Mobilità sostenibile o assurdità insostenibile?
Avete presente l’odore dell’erba ancora fresca di rugiada, della breccia che scricchiola sotto le ruote della vostra bici, del silenzio del bosco che vi accoglie al mattino presto, del suono di campane bucoliche?
Bene scordatevelo, in nome della mobilità sostenibile.
Questa mattina la mia attenzione è stata catturata dall’appello di un amico escursionista, che metteva in evidenza come si sta procedendo ad asfaltare uno dei pochi percorsi escursionistici sterrati della nostra meravigliosa Murgia ove si conserva ancora una natura magnifica fatta di macchia mediterranea, boschi di querce e tanta pace.
Bene, tutto questo accade all’insegna della mobilità, quella insostenibile.
E i lavori, seguiti in un silenzio assordante, sono già in corso. Il primo tratto della Ciclovia dell’acquedotto pugliese da Locorotondo a Ceglie Messapica, un pregevole tratto di interesse cicloturistico nel cuore della Valle d’Itria, sarà asfaltato di conglomerato e altre sostanze che di ecologico hanno solo i nomi, entro un anno.
“Al termine dei lavori, finanziati dalla regione con 1,8 milioni di euro, la strada di servizio dell’AQP lungo il canale principale sarà ciclabile e sicura. Lungo gli 11 km del percorso – spiega Minervini - saranno aperti gli accessi (attualmente vietati), rifatta la pavimentazione, realizzate aree di sosta e segnaletica. Il nostro intervento è strategico per il potenziale che le ciclovie possono esprimere sul fronte del turismo sostenibile e dello sviluppo economico di attività collegate, come i servizi connessi al cicloturismo ed escursionismo (guide, accompagnatori, ciclofficine). Servizi che possono generare una nuova economia che si muove nel pieno rispetto e tutela del paesaggio e del territorio”.
Qui tutto l'articolo http://mobilita.regione.puglia.it/index.php?option=com_k2&view=item&id=10971%3Apresentata-oggi-la-ciclovia-dellacquedotto&Itemid=12727
(ecco il rendering della "folle" opera prevista)
Ricapitolando quindi, il limite del cicloturismo in Puglia è la breccia e tutto quello che rimane ancora vero ed originale.
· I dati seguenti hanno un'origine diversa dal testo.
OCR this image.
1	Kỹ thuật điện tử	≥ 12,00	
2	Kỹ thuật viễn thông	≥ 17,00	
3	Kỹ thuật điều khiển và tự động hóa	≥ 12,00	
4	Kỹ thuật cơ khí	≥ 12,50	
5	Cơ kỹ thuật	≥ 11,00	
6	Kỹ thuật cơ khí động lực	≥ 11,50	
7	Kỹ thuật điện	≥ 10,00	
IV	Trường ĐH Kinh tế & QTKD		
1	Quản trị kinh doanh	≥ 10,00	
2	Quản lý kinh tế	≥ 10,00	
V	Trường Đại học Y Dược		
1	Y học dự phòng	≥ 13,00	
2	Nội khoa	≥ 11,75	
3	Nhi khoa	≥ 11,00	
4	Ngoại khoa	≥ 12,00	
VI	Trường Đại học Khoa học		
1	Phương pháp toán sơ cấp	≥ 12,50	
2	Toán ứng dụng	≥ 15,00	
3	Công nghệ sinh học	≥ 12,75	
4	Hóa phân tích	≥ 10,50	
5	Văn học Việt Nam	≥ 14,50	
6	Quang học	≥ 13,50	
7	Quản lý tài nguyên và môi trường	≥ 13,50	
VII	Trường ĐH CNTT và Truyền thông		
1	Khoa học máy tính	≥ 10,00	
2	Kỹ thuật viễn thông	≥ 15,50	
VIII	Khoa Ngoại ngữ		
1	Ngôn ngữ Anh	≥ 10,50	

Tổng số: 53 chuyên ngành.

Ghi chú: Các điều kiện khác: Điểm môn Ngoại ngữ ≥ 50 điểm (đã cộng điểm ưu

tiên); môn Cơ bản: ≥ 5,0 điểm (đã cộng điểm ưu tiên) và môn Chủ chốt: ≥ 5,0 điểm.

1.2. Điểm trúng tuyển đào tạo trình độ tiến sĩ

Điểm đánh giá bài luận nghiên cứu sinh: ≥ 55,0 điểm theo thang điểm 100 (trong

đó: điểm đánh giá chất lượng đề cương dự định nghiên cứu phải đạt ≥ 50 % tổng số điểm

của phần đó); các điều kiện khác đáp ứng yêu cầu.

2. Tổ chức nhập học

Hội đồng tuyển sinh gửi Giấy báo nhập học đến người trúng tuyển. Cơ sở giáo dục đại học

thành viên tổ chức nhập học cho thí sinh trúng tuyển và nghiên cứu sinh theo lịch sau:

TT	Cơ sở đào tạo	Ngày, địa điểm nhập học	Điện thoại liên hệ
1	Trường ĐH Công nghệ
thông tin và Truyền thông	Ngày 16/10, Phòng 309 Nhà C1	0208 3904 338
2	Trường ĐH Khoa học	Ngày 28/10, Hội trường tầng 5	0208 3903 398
Peccato che questa gente non ha mai praticato mountain bike o escursionismo con lo spirito di un vero cicloturista perchè capirebbe molto rapidamente che far percorrere la via dell'Acquedotto nelle nuove condizioni, sarebbe come far correre la Parigi-Dakar in autostrada.
E poi 1,8 milioni di euro per 10 km di ciclabile da percorrere in un quarto d’ora?
A questo punto non rimane che fare un appello a:
Guglielmo Minervini in nome della su politica "open" e "fatta in casa"; a Fabiano Amati in nome del suo amore per la storia dell'Acquedotto Pugliese; ad Antonio Decaro per il suo impegno in tema di mobilità, trasporti e ambiente; a Silvia Godelli in nome di quel nuovo turismo alternativo che ci può essere comunque e a Vendola se ci tiene ancora a quello che ha sempre promesso, il rispetto delle terre e dei territori del Sud.
Spero che riescano questa volta a mettere in atto un gesto di sana politica, quella che riconosce le atrocità di una grammatica dettata da vincoli europei a volte esagerati (offrire al popolo degli utenti a “trazione muscolare” sempre più in crescita, che potranno provenire anche da fuori regione e dall’estero, un’infrastruttura espressamente dedicata alla mobilità non motorizzata) e spesso troppo legati a fondi e interessi che di naturale non hanno nulla.
(la rabbia esplosa sulla rete, tra i "veri" cicloturisti)
Dobbiamo lasciare alla sua normalità, quella di sempre e quella che vogliamo veramente, uno dei più bei tracciati in grado di farci sentire ancora a contatto con la natura.
Spero che questa volta i Pugliesi, rappresenteranno una buona volta il loro carattere.
Ecco quanto sosteneva Tommaso Fiore in Formiche di Puglia, una delle più belle descrizioni del nostro popolo che abbia mai letto: "i Pugliesi capaci di credere a draghi e a maghi ma razionali nel profondo".
E che questa volta la razionalità accompagni soprattutto i nostri politici. Quelli Pugliesi.